I understand the logic of a business not having the same restrictions as another being unfair however it all comes down to location, location, location now doesn't it? If a restaurant chooses to be located right up against residential homes and the original zoning allowed certain restrictions well then the change in those restrictions being asked for after the fact should be considered with compromise be it hours of operation, type of wet zoning sales, music, noise levels, etc....

We all love The Bistro and don't want to discourage these type of new business' but those business' also need to be good neighbors to their very nearest one's as those with the 2-3 min walk away are not effected in the same way. Sometimes a selective application is necessary, not everything is exactly the same in the business/resident world.

Mal Carne said...

Actually, if we want to get down to splitting hairs, Rincon Catracho is closer to neighboring homes by 89 feet. (google earth)

I'm watching this closely, not as one might think, because of any fanboy nature for the Bistro, but rather the outcome shaping my opinion for opening my own restaurant. Should that day come, I would certainly have to think long and hard about opening in SH if I were to have restrictions placed on my hours of operation.

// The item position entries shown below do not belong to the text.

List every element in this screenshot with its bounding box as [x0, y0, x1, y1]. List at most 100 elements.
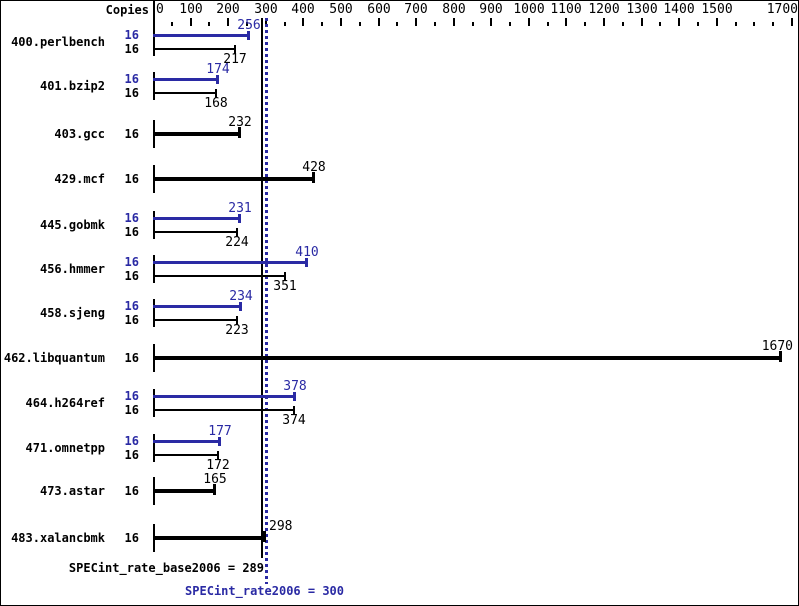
axis-stub [153, 299, 155, 327]
copies-value: 16 [124, 269, 139, 283]
axis-tick-minor [321, 22, 323, 26]
base-value-label: 165 [203, 472, 227, 487]
axis-tick-label: 1200 [588, 2, 620, 17]
axis-tick-minor [246, 22, 248, 26]
peak-bar [153, 78, 218, 81]
axis-tick-label: 800 [442, 2, 466, 17]
base-bar [153, 454, 218, 456]
copies-value: 16 [124, 72, 139, 86]
axis-tick-label: 700 [404, 2, 428, 17]
axis-tick-major [528, 18, 530, 26]
base-bar [153, 48, 235, 50]
axis-tick-major [453, 18, 455, 26]
axis-stub [153, 28, 155, 56]
axis-tick-minor [208, 22, 210, 26]
axis-tick-major [716, 18, 718, 26]
axis-stub [153, 72, 155, 100]
copies-value: 16 [124, 434, 139, 448]
copies-column-header: Copies [105, 3, 149, 17]
axis-tick-label: 200 [216, 2, 240, 17]
copies-value: 16 [124, 28, 139, 42]
axis-tick-major [302, 18, 304, 26]
base-bar-cap [238, 127, 241, 138]
base-bar-cap [213, 484, 216, 495]
axis-tick-minor [622, 22, 624, 26]
copies-value: 16 [124, 299, 139, 313]
axis-tick-major [603, 18, 605, 26]
peak-bar [153, 217, 240, 220]
base-value-label: 232 [228, 115, 252, 130]
axis-tick-minor [509, 22, 511, 26]
peak-value-label: 231 [228, 201, 252, 216]
axis-tick-minor [584, 22, 586, 26]
copies-value: 16 [124, 86, 139, 100]
base-value-label: 351 [273, 279, 297, 294]
peak-bar-cap [216, 75, 219, 84]
axis-divider-line [153, 1, 155, 28]
summary-base-score: SPECint_rate_base2006 = 289 [68, 561, 264, 575]
benchmark-label: 471.omnetpp [25, 441, 105, 455]
axis-tick-minor [171, 22, 173, 26]
axis-tick-label: 100 [179, 2, 203, 17]
peak-bar [153, 305, 241, 308]
benchmark-label: 473.astar [39, 484, 105, 498]
benchmark-label: 456.hmmer [39, 262, 105, 276]
base-bar-cap [236, 228, 238, 237]
base-bar [153, 132, 240, 136]
axis-tick-label: 600 [367, 2, 391, 17]
base-value-label: 428 [302, 160, 326, 175]
axis-tick-minor [434, 22, 436, 26]
peak-value-label: 256 [237, 18, 261, 33]
copies-value: 16 [124, 313, 139, 327]
benchmark-label: 462.libquantum [3, 351, 105, 365]
base-bar-cap [293, 406, 295, 415]
axis-stub [153, 434, 155, 462]
copies-value: 16 [124, 448, 139, 462]
axis-tick-label: 1400 [663, 2, 695, 17]
axis-tick-minor [472, 22, 474, 26]
axis-tick-label: 1700 [766, 2, 798, 17]
copies-value: 16 [124, 172, 139, 186]
peak-bar-cap [293, 392, 296, 401]
benchmark-label: 401.bzip2 [39, 79, 105, 93]
peak-bar-cap [218, 437, 221, 446]
axis-tick-major [565, 18, 567, 26]
axis-tick-major [378, 18, 380, 26]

I fully expect that other restauranteurs would weigh that factor heavily, as well.

Hamter said...

For you and other potential Seminole Hgts restaurateurs I wish you luck and with that being said; pick your location very carefully.

Lisa Randles said...

Mal Carne:
I think you should pick your location very well too. Maybe you could interview the homeowners near your prospective location and see if they are receptive to an upscale bistro near their home. They may not, and may prefer a used car lot with night guard dogs, or a pawn shop, or a fireworks sales company. Maybe a cuban sandwich joint.
If thats their preference, you can save yourself a lot of time and energy trying to open your business and obtain a license to serve wine and alcoholic beverages with your cuisine.
Good luck and hopefully you will find the right location with neighbors that are excited to have you within a short walk from home!

Hamter said...

That's right Lisa, it would be wise for any potential business owner to do their homework up front if considering a location right up against and living close amongst residential neighbors. Especially if that business owner has different plans than what the current zoning allows. As you said, it could save a lot of time and energy later and may not work out in the end anyway. Just sound advise and unfortunately was not the path taken by The Bistro but well watched as Mal mentioned and hopefully a lesson learned too.

Lisa Randles said...

Just a musing:
Can you imagine an ancient Roman's disbelief if you told him the complex difficulty in getting a glass of wine with your bread 2 thousand years into the future?
Makes you wonder about whether time progressing is really progress.
I guess I'm just showing my age, but a neighborhood bistro a couple blocks from home that serves me wine or a couple drinks with my meal, or is a cozy and 2 minute drive from the house to go to after an early dinner and movie for a late night drink and light tapas snack, conversation and a quick drive home sounds so good, it never would if it was a loud boisterous place. I guess I picture the place being a laid back, 30s to 60s kind of place, away from the noise of Ybor. I'm 46,I like to hear the person's conversation that is with me without straining to hear over music. Wouldn't most everyone in that age group be the same, or am I just old before my time. I'm way over shouting over music to be heard. I hope they can hold out long enough to get any kind of alcohol license, for the income to survive, I know it's been hard. I think it will be fine, the people will be mostly our neighbors "of a certain age", letting the rowdy 20 somethings go downtown. What do you guys really think will be the clientele, when it comes down to it?